If you're all about Second layer scaling, why not just use existing second layers like VISA? If you're transacting via a trusted second layer to provide scaling, you might as well have that as a layer over the dollar, or gold, or other stable asset.

whatisweb3 · 4 years ago
Rollups have a few properties that are distinct from a centralized VISA system. One is that they are cryptographically verifiable, with this data posted onto Ethereum. Another is that they often include permissionless traits - such as L1 smart contract calls that allow users to “force” transactions from L1 to L2 and back even if the centralized sequencer is trying to censor or block the user’s transaction. In this way, you can always withdraw from a rollup L2 back to Ethereum just by signing with your key.

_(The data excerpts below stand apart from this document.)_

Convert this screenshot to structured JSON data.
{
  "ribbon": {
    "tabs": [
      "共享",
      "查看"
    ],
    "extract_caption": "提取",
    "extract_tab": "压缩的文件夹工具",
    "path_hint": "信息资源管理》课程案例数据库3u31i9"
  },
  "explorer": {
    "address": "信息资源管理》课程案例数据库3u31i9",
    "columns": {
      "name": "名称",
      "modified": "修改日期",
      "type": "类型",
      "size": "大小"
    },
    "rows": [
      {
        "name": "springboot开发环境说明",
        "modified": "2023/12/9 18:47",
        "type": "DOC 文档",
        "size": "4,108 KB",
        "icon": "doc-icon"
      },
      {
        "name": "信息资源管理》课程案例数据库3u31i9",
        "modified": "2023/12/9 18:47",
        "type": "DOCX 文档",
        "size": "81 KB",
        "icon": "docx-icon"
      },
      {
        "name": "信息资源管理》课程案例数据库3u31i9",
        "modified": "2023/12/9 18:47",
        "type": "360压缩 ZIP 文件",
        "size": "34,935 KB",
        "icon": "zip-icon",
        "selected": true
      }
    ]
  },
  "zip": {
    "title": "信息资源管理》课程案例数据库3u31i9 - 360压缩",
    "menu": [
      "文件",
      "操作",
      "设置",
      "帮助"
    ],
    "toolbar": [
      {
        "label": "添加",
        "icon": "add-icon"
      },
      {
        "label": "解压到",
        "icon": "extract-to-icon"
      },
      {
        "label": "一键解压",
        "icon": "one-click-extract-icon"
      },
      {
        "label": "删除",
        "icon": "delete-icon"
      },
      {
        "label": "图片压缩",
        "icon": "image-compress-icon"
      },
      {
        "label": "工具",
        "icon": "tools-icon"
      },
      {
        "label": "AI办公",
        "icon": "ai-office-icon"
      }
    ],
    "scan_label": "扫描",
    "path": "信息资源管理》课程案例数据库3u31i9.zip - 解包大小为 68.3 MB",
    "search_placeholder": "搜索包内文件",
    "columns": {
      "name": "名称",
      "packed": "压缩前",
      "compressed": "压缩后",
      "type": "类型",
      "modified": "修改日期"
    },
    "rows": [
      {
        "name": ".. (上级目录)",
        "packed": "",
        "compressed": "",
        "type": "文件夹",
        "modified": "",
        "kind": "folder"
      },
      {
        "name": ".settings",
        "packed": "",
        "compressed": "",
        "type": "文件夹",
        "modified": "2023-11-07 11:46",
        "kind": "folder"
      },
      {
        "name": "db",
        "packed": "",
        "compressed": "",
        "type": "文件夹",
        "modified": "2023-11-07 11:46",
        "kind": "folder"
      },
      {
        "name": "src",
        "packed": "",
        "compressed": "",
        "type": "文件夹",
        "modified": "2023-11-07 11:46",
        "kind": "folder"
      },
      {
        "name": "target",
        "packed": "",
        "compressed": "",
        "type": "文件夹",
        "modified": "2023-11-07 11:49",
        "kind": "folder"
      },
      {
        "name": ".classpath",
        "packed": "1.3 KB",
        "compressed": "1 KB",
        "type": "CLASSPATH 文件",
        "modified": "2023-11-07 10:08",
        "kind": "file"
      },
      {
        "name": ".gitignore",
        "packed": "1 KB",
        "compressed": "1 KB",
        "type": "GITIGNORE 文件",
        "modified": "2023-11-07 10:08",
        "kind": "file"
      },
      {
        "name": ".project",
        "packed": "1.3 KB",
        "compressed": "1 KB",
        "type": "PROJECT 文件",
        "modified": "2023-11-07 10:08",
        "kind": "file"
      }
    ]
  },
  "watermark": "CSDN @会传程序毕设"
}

This goes in hand with forkability - lots of rollups are open source - and composability. You can withdraw your L2 tokens back to L1, and put them in another rollup. If VISA or PayPal blocks your account, you are stuck.

SkyMarshal · 4 years ago
The web is the wrong analogy/comparison for Bitcoin. Bitcoin was never designed or intended to be anything like the web. It was designed to be a money and payments system, no more no less. If you must compare it to anything, compare it to dollars, euro, yen, gold coins, etc.

You may be thinking of Ethereum and any other “crypto” claiming to be “Web 3”, where they want to store and run entire websites on their distributed database. But that’s not Bitcoin.

cdiddy2 · 4 years ago
Gold is worse than Bitcoin in every way.

1. Its harder to store gold

2. Its harder to verify the integrity of gold

3. Its harder to transfer gold

mypastself · 4 years ago
Sure, “blockchain is just like the early internet” is a bad argument, and one that’s used by some proponents. But if you give it a more charitable interpretation, such as “Not all successful technology is widely adopted within a decade of its inception”, it’s not quite as easy to knock down. Even VR went through (is still going through?) a long winter.

The rest of the points are in a similar vein, picking the worst, most literal interpretations of the arguments. Of course only gold is gold, the argument is that Bitcoin might be used as reserve currency.

spaceman_2020 · 4 years ago
Crypto isn’t going to die until human greed dies.

VCs are pouring money into this space. Do they care about adoption? Nope. They know that this largely unregulated, liquidity challenged space that’s too technically complex for the average rube is the perfect ground to make wild, wild returns.

Unless something changes drastically on the regulation front, the story will repeat itself. VCs and early adopters will buy tokens in the “ice age”.

Come next cycle, the media will start hyping up crypto again, bringing the retail rubes pouring in. And then the VCs and early adopters will walk away with their 50x returns, leaving retail with the bags

somewhereoutth · 4 years ago
Cryptaceous Extinction Event. Hopefully anything that makes it through will actually be beneficial to the world.